门口站着两个穿黑色西装的保镖,腰里别着枪,手揣在怀里,眼睛盯着门前那条唯一的车道。
山田站在离铁门一百米远的地方,从口袋里掏出一个小巧的望远镜举到眼前。
两个保镖的脸在镜头里变得清晰起来。
他又把镜头往上移,看见了别墅的屋顶。
他把镜头移到别墅的侧面,那里有一扇小门,门关着,门口没有保镖。
他把望远镜放下来,塞进口袋里,从口袋里摸出一根烟叼在嘴里,点上,吸了一口,慢慢吐出。
“走吧。”
他转身往回走。
三个人沿着私家路回到岔路口,一辆出租车还停在路边。
山田拉开车门坐进去。
“回庙街。”
车子沿着盘山道往下开。
山田靠在座椅上,看着窗外飞速后退的棕榈树和南洋杉。
那个北佬住在太平山。
别墅有围墙,有铁丝网,有保镖。从正门进去不可能,翻墙更不可能。
他从口袋里掏出那份文件,翻到第四页。
陈小雨的照片出现在眼前,十七岁,福德学校学生,每天由陈峰亲自接送。
早上七点从太平山出发,七点四十五分到达学校,下午四点半放学,五点十五分回到太平山。
路线固定,从不改变。
从太平山到福德学校有两条路。
一条是主干道,车多,视野开阔。
另一条是支路,车少,但路窄,两边是旧楼,适合伏击。
山田的手指在那张照片上停了一下,然后把文件合上塞进口袋里。
出租车在庙街那间旅馆门口停下来。
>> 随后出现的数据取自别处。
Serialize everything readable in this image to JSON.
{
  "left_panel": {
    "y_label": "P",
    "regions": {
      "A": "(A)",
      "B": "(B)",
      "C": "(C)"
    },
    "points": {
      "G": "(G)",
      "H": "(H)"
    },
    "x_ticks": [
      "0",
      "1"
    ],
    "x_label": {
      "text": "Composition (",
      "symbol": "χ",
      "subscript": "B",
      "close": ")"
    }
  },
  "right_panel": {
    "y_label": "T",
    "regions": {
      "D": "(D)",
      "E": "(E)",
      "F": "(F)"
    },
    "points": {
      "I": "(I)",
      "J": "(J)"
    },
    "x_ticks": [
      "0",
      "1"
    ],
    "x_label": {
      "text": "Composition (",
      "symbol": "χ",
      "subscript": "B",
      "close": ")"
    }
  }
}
三个人走进旅馆,前台的老太婆头都没抬。
他们走上楼梯,走廊尽头,房门关着。
山田用钥匙打开门走进去,佐藤和加藤跟进来。
他走到窗前,把窗帘拉开一条缝。
金公主三个字在暮色里亮了起来,红的黄的绿的,把整条街照得光怪陆离。
他看着那块招牌站了很久,然后放下窗帘,转过身,从旅行包里拿出那张地图铺在桌上。
地图上用红笔标注着太平山、福德学校、金公主的位置,用蓝笔标注着每一条路的走向。
他的手指从太平山慢慢划到福德学校,在蓝线支路上停了一下。那条路两边是旧楼,巷子窄,没有路灯。